Tokio (JAPANMARKT/fr) – Japans Konjunkturmotor ist im ersten Quartal nach Ansicht der Mehrheit von Ökonomen auf höheren Touren gelaufen als zunächst geschätzt. Der Grund sind höhere Kapitalausgaben der Unternehmen, die zunächst nicht vorlagen.

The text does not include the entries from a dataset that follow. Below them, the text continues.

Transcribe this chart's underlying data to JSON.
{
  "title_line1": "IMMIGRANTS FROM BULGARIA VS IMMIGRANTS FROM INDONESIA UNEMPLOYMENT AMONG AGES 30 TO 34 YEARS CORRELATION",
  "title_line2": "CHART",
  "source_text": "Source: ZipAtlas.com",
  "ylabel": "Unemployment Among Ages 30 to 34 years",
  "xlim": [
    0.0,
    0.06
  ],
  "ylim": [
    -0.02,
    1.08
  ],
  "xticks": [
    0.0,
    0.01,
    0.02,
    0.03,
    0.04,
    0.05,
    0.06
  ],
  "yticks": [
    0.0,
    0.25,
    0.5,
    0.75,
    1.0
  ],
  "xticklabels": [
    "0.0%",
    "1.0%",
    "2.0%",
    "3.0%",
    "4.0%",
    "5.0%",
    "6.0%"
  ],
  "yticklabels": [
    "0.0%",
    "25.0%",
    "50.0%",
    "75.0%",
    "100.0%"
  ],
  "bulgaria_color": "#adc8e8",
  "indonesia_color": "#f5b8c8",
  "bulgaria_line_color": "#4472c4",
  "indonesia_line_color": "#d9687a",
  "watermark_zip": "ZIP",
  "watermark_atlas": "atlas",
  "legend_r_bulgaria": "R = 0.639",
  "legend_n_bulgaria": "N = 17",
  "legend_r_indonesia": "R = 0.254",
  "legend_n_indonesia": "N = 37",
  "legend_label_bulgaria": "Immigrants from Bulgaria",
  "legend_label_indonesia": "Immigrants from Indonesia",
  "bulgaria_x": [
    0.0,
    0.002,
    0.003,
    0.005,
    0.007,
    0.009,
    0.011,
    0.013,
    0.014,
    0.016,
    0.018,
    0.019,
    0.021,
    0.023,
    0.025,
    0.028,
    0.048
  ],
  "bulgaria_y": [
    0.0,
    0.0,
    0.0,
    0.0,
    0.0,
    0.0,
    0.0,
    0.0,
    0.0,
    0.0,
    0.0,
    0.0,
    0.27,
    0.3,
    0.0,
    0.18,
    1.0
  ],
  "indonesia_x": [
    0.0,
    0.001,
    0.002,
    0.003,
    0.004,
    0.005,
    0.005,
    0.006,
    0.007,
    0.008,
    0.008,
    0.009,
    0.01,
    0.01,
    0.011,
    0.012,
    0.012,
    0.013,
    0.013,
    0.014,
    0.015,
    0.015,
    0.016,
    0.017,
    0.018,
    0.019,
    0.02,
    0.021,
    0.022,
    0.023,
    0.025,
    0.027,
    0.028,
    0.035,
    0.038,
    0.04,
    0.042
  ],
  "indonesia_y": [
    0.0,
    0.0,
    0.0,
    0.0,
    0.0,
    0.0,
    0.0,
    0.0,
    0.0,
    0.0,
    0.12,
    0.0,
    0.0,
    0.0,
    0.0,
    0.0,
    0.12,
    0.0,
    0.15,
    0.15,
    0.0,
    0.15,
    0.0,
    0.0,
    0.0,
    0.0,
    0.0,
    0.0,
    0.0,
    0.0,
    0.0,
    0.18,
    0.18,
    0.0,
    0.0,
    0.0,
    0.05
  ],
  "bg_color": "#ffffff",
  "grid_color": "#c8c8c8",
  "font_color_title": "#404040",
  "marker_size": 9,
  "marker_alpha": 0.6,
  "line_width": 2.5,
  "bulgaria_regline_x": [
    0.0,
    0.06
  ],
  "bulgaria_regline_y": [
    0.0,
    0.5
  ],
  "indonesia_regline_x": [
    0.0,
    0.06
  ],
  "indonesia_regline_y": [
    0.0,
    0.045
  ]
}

Mehrausgaben trotz Gewinnrückgang

Nach den jüngsten Daten des Finanzministeriums steigerten die Firmen ihre Investitionen (ohne Software) im Vierteljahr zwischen Januar und März um 4,3 Prozent zum Vorjahr. Das überrascht um so mehr, da die Gewinne der Firmen im gleichen Zeitraum um 9,3 Prozent zum Vorjahr zurückgingen.

Dagegen beruhte die erste Schätzung des Bruttoinlandsproduktes für das Auftaktquartal auf einem Rückgang der Kapitalausgaben zum Vorquartal um 1,4 Prozent. Laut dieser ersten Schätzung war die japanische Wirtschaft um 0,4 Prozent zum Vorquartal gewachsen. Diese Rate dürfte am Mittwoch bei der zweiten Schätzung nun nach oben korrigiert werden.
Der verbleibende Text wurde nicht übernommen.